The prospect of realizing quantum technologies such as quantum computing, quantum communication, and quantum sensing, has arisen from research on harnessing the quantum-mechanical phenomena of superposition and entanglement for practical purposes. The hope is that by using quantum systems--in the form of qubits--as carriers of information, we might achieve an advantage over classical bits. In this area of research, known as "quantum information theory", we examine information-processing tasks with qubits, and these studies form the foundations of quantum technologies. However, the analysis of quantum information-processing tasks is typically idealized, not always taking realistic physical assumptions into account, and often telling us only what performance benchmarks can in principle be achieved and not necessarily how to achieve them in practice. While such an analysis is an important first step, realizing quantum technologies requires theoretical research at the intersection of theory and practice, using tools from quantum information theory, mathematics, and computer science in order to conduct a performance analysis that models real-world physical constraints, which can then help guide actual implementations.
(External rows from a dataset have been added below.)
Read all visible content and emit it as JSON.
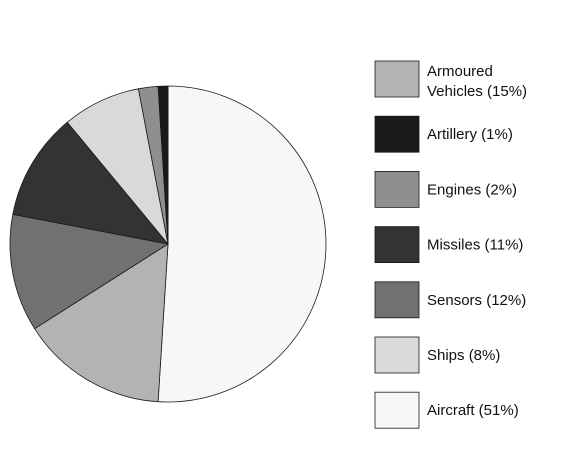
{
  "chart_data": {
    "type": "pie",
    "title": "",
    "legend_placement": "right",
    "slices": [
      {
        "label": "Aircraft",
        "value": 51,
        "pct_label": "(51%)",
        "color": "#f7f7f7"
      },
      {
        "label": "Armoured Vehicles",
        "value": 15,
        "pct_label": "(15%)",
        "color": "#b3b3b3"
      },
      {
        "label": "Sensors",
        "value": 12,
        "pct_label": "(12%)",
        "color": "#717171"
      },
      {
        "label": "Missiles",
        "value": 11,
        "pct_label": "(11%)",
        "color": "#333333"
      },
      {
        "label": "Ships",
        "value": 8,
        "pct_label": "(8%)",
        "color": "#d9d9d9"
      },
      {
        "label": "Engines",
        "value": 2,
        "pct_label": "(2%)",
        "color": "#8f8f8f"
      },
      {
        "label": "Artillery",
        "value": 1,
        "pct_label": "(1%)",
        "color": "#1a1a1a"
      }
    ],
    "legend_order": [
      "Armoured Vehicles",
      "Artillery",
      "Engines",
      "Missiles",
      "Sensors",
      "Ships",
      "Aircraft"
    ]
  }
}
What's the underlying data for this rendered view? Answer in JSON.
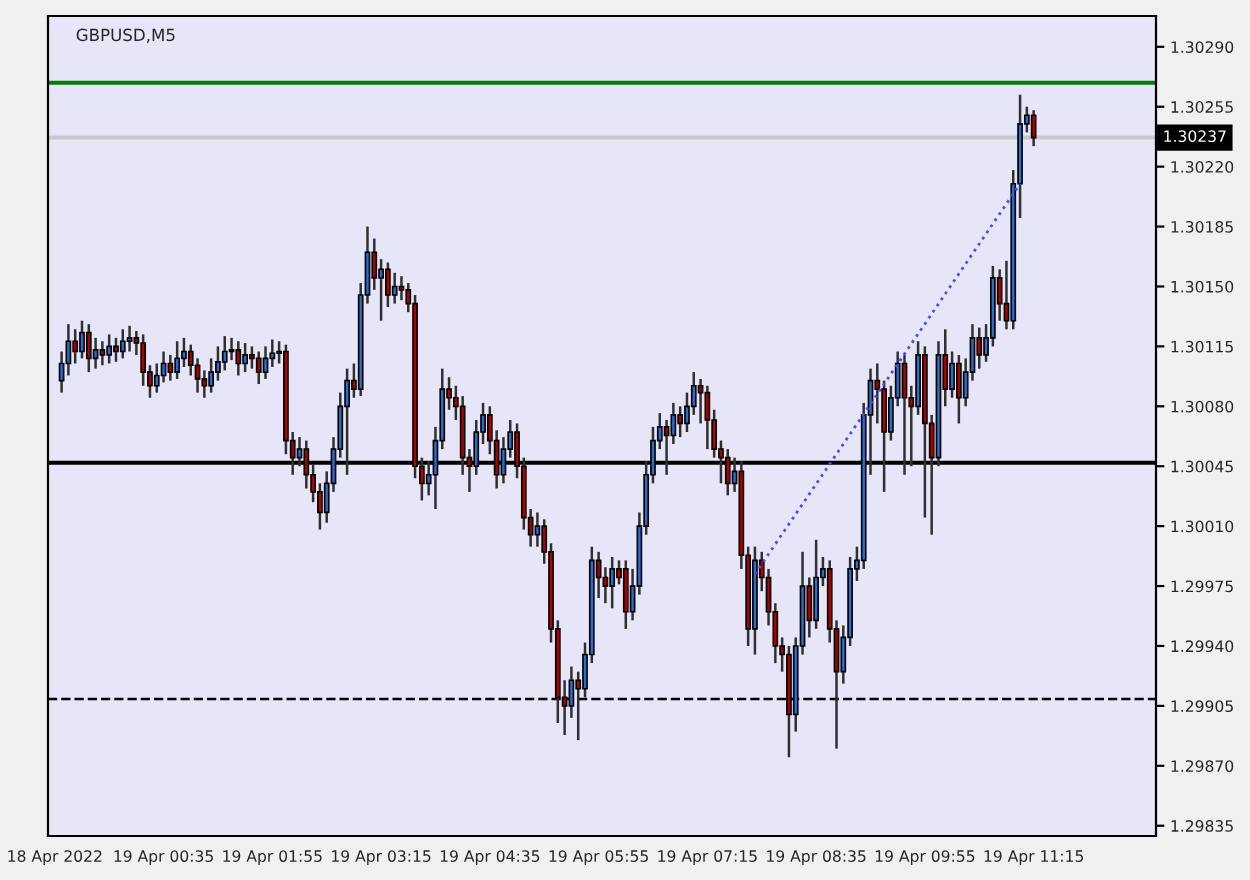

In this talk, I present the ways in which I have undertaken this challenge. I place particular emphasis on prior and ongoing work on the development of tools at the intersection of quantum information theory, performance modeling, and queuing theory to determine optimal policies for long-distance quantum communication under practical physical constraints. I also present some results at the intersection of quantum information theory and variational quantum computing algorithms arising from this practically-oriented mindset, as well as recent work on quantum error mitigation. Looking forward, I outline my plans for future work on quantum information theory for practical purposes in the areas of quantum communication, quantum metrology/sensing, and quantum learning theory, all with the ultimate goal of guiding the burgeoning efforts on bringing quantum technologies outside the lab and into widespread use.

Biography

Sumeet Khatri is a postdoctoral researcher in the group of Jens Eisert at the Freie Universitat Berlin. He works on topics in quantum information theory, including quantum communication, computing, metrology/sensing, and learning theory, with the goal of providing fundamental, theorectical guidance in order to help bring quantum technologies into real-world, widespread use. He complete his PhD in Physics in May 2021 at Lousiana State University. Prior to that, he earned his Bachelor's degree in Mathematical Physics and Master's degree in Physics at the University of Waterloo. He is co-author of the textbook "Principles of Quantum Communication Theory: A Modern Approach", about the fundamentals of quantum information theory, with an emphasis on quantum communication.